Weil auch kleinere Nationen sich von Alleingängen der exklusiven Clubs an den Rand gedrängt fühlten, sollten die G20 und der aufgewertete Weltrat sich allmählich aufeinander zubewegen. Auf einer verbreiterten legitimierten Basis könnten dann auch globale Abkommen für neue Nachhaltigkeitsziele (SDGs) nachdrücklicher eingefordert und überwacht werden.
Merkels Vorstoß für einen Weltrat sei auch deshalb im Sand verlaufen, weil das Auswärtige Amt und das Bundeswirtschaftsministerium deutsche Interessen in G8 und G20 besser aufgehoben sahen, ist Hoppe überzeugt. Nun werde von der Großen Koalition propagiert, sie wolle mehr Verantwortung in der Welt übernehmen.
Warum sich dann also nicht dafür einsetzen, parallele Strukturen aufeinander zuzubewegen – zur Stärkung globaler Leitplanken in einer anarchischen Weltordnung, fragt der Kammervorsitzende.

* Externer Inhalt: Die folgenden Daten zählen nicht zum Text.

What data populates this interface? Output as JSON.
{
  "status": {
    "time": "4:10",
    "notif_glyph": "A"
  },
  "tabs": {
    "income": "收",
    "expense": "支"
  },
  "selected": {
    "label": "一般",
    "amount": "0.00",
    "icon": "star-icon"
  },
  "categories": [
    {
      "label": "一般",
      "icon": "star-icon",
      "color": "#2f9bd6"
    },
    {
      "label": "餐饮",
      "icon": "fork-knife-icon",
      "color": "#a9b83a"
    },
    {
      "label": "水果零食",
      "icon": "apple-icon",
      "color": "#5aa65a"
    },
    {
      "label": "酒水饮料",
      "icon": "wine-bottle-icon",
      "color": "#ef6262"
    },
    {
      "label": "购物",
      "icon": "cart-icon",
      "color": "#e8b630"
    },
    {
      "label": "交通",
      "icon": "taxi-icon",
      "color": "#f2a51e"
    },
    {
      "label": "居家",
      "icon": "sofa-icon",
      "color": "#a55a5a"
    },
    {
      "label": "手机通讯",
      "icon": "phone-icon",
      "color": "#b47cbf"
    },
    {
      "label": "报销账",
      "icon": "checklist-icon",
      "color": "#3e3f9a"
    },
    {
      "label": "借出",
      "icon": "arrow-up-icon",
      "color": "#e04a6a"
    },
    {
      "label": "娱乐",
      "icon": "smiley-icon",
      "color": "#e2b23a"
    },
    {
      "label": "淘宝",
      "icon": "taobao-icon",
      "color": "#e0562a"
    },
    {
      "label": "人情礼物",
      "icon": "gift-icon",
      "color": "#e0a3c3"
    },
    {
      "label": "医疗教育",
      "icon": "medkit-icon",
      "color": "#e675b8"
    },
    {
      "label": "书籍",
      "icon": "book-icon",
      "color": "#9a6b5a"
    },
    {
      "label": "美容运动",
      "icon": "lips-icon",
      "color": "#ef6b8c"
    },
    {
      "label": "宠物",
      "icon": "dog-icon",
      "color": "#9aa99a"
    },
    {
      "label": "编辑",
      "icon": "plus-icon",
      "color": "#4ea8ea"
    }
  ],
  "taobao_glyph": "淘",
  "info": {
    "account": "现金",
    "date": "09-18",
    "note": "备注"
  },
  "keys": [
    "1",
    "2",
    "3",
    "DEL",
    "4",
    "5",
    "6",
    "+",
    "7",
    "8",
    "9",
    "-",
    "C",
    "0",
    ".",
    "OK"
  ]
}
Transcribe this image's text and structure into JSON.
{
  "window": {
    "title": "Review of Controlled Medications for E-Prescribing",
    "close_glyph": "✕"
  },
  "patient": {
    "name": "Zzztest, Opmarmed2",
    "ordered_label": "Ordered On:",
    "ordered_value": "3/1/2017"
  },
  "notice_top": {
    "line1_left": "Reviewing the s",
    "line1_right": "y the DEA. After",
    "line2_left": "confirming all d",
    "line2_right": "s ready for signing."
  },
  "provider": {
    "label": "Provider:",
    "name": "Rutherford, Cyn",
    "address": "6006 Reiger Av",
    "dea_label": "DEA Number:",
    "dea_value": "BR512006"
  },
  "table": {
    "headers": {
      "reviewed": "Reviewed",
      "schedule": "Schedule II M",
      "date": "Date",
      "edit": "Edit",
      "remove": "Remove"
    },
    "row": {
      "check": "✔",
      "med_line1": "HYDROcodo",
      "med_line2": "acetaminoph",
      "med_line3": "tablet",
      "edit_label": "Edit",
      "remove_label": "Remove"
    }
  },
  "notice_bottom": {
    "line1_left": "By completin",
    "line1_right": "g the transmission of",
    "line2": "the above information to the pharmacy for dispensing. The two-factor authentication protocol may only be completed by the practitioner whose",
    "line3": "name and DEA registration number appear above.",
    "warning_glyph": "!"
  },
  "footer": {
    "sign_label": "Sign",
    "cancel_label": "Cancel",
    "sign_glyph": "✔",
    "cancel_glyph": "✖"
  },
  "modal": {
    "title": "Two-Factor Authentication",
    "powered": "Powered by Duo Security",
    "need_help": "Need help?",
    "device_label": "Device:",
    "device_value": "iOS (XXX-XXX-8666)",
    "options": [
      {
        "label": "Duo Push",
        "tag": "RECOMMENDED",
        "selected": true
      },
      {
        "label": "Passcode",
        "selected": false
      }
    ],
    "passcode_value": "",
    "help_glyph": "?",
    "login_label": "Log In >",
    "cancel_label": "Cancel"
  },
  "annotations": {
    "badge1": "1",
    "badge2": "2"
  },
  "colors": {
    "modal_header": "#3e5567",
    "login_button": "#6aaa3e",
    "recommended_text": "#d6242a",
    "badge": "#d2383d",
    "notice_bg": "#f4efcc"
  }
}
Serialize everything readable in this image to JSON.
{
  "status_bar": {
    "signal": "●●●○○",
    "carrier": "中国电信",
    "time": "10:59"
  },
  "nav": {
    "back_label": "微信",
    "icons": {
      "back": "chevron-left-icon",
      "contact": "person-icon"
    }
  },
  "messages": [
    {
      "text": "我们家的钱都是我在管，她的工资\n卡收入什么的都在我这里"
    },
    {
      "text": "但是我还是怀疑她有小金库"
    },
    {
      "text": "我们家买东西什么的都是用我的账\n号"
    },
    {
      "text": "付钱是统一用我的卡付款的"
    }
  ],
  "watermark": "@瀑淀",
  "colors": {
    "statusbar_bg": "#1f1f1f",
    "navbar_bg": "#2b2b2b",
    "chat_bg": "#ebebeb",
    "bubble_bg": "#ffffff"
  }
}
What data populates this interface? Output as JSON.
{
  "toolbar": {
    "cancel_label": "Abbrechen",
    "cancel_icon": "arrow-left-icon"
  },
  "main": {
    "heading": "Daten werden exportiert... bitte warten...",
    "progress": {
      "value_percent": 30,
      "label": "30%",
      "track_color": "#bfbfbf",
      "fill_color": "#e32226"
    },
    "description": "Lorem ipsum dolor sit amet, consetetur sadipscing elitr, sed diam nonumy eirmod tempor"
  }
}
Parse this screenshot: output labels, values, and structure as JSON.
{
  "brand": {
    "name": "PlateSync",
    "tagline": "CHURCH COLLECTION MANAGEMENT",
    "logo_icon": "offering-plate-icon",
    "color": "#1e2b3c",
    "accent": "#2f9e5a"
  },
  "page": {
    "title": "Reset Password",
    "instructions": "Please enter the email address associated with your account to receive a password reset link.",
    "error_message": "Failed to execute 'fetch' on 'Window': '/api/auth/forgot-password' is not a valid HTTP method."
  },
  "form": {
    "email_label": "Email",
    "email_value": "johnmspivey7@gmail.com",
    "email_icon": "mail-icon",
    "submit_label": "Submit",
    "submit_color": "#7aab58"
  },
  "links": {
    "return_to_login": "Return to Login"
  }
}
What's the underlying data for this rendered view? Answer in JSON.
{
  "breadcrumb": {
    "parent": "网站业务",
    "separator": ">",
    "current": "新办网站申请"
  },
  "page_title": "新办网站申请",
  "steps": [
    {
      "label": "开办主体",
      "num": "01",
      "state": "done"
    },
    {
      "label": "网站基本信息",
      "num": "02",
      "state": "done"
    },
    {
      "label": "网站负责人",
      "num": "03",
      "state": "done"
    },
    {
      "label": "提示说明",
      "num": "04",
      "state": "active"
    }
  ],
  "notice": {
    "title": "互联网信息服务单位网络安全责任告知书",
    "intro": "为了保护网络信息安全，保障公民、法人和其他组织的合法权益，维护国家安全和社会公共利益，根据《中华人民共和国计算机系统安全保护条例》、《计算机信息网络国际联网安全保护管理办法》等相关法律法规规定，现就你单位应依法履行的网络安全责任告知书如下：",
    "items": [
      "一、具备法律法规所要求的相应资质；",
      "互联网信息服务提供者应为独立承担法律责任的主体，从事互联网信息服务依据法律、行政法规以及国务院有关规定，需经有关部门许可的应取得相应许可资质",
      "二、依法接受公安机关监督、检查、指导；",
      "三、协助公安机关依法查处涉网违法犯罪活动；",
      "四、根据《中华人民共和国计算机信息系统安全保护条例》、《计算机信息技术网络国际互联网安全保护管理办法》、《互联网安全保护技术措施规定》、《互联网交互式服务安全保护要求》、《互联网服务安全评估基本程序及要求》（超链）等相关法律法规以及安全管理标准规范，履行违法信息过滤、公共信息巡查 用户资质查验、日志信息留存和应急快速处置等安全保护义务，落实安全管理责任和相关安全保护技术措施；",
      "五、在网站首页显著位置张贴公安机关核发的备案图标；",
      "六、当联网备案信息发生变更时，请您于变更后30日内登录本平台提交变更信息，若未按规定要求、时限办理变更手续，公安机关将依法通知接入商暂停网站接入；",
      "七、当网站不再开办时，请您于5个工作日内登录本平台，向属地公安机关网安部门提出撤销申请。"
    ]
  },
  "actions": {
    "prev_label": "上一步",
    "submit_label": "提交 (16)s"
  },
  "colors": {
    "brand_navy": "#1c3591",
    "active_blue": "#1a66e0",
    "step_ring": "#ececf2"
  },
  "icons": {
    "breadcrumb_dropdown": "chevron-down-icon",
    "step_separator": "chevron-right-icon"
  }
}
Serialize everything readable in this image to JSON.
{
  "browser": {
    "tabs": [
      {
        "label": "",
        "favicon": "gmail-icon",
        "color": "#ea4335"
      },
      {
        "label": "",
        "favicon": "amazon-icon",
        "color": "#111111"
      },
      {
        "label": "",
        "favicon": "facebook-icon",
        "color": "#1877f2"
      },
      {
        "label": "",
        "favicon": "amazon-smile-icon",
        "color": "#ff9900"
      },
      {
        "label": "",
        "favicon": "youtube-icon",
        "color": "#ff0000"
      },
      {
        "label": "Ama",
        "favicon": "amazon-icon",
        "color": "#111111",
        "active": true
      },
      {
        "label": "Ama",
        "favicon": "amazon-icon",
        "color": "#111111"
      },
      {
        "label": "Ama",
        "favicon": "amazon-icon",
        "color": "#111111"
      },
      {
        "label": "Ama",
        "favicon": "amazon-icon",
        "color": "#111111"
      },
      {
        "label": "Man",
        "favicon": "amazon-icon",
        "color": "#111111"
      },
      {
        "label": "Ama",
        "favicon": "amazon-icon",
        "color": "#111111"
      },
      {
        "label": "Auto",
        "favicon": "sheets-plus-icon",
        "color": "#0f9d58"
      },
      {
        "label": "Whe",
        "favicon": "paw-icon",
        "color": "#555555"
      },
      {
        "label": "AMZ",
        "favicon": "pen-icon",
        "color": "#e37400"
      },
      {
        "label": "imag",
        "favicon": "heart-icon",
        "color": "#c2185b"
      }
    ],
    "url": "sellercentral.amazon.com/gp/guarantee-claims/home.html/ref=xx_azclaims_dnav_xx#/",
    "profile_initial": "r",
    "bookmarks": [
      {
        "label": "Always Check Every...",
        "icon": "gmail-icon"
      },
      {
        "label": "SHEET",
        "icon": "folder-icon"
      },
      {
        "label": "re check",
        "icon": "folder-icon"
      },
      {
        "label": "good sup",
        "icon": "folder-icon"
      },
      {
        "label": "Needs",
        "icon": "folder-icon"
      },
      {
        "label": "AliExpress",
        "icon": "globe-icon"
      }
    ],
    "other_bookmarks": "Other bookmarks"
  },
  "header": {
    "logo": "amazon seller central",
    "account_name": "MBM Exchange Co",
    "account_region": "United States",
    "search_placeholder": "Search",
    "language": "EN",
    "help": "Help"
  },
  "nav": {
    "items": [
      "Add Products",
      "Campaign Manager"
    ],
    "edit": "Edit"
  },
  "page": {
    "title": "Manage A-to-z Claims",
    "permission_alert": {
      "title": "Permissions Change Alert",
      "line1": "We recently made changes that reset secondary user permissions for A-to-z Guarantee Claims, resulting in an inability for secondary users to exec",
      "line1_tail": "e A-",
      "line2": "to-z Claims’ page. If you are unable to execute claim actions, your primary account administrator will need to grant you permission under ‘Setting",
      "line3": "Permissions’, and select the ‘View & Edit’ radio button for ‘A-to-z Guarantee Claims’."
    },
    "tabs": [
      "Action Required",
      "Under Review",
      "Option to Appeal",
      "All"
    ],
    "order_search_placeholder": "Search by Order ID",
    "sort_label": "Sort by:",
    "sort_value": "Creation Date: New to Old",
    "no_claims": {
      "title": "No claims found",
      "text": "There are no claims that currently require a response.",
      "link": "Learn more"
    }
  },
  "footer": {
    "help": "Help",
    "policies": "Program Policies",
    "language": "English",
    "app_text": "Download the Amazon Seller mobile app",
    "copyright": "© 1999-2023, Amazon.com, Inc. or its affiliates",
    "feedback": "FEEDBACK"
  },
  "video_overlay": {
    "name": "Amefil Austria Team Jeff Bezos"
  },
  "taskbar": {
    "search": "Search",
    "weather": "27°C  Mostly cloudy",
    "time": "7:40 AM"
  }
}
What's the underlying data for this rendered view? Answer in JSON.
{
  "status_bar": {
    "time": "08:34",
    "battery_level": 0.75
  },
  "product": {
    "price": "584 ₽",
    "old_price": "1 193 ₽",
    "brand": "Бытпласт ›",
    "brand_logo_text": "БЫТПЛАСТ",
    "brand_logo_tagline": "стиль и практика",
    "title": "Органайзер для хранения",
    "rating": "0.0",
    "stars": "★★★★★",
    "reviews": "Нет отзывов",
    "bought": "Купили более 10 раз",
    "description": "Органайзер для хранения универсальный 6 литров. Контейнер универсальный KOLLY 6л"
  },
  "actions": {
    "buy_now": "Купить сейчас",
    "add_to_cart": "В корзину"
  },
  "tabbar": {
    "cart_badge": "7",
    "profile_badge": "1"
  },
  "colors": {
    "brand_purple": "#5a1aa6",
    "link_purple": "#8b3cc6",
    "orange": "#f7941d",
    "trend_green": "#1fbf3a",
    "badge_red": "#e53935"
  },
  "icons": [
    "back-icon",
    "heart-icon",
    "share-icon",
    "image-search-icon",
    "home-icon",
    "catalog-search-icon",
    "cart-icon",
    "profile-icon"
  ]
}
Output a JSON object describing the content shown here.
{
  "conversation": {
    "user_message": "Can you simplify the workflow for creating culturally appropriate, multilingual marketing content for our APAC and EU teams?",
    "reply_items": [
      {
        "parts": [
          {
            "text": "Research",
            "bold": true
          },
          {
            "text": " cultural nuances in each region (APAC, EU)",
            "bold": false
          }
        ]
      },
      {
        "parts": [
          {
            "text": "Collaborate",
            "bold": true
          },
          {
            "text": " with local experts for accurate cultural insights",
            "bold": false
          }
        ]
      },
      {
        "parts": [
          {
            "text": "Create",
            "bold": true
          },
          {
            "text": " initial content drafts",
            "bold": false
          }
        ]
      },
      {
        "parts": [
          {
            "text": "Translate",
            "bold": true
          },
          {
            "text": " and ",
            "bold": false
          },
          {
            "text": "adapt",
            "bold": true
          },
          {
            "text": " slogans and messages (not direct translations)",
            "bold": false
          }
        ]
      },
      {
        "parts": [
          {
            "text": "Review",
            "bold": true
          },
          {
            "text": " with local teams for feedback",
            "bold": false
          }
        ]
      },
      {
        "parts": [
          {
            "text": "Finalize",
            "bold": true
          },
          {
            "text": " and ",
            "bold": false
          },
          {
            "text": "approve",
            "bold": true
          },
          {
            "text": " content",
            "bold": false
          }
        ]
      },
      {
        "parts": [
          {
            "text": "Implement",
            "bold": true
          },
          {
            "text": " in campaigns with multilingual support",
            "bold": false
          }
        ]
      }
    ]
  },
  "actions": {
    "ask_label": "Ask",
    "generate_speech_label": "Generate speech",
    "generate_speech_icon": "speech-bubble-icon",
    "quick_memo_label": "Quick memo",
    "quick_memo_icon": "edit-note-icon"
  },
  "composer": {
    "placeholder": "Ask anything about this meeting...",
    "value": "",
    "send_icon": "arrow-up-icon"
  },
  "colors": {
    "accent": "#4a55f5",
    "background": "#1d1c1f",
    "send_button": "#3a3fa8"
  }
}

Deutschland könnte dies mit der Europäischen Union vorantreiben und im Bündnis mit Ländern, die sich von den „Neureichen“ ins Abseits gedrängt fühlen.
Der Kammer für nachhaltige Entwicklung gehören insgesamt 24 Mitglieder an, darunter die ehemalige Entwicklungsministerin Heidemarie Wieczorek-Zeul (SPD), der neue Parlamentarische Staatssekretär im Bundesinnenministerium, Günter Krings (CDU), der EKD-Umweltbeauftragte Hans Diefenbacher und die Nachhaltigkeitsexpertin Gudrun Kordecki als Vize-Vorsitzende. Die Schrift wurde als Studie im Auftrag des Rates der EKD erstellt. Sie soll in wenigen Tagen auch in englischer Übersetzung vorliegen, um sie Kirchen und Institutionen in anderen Ländern zur Debatte zur Verfügung zu stellen.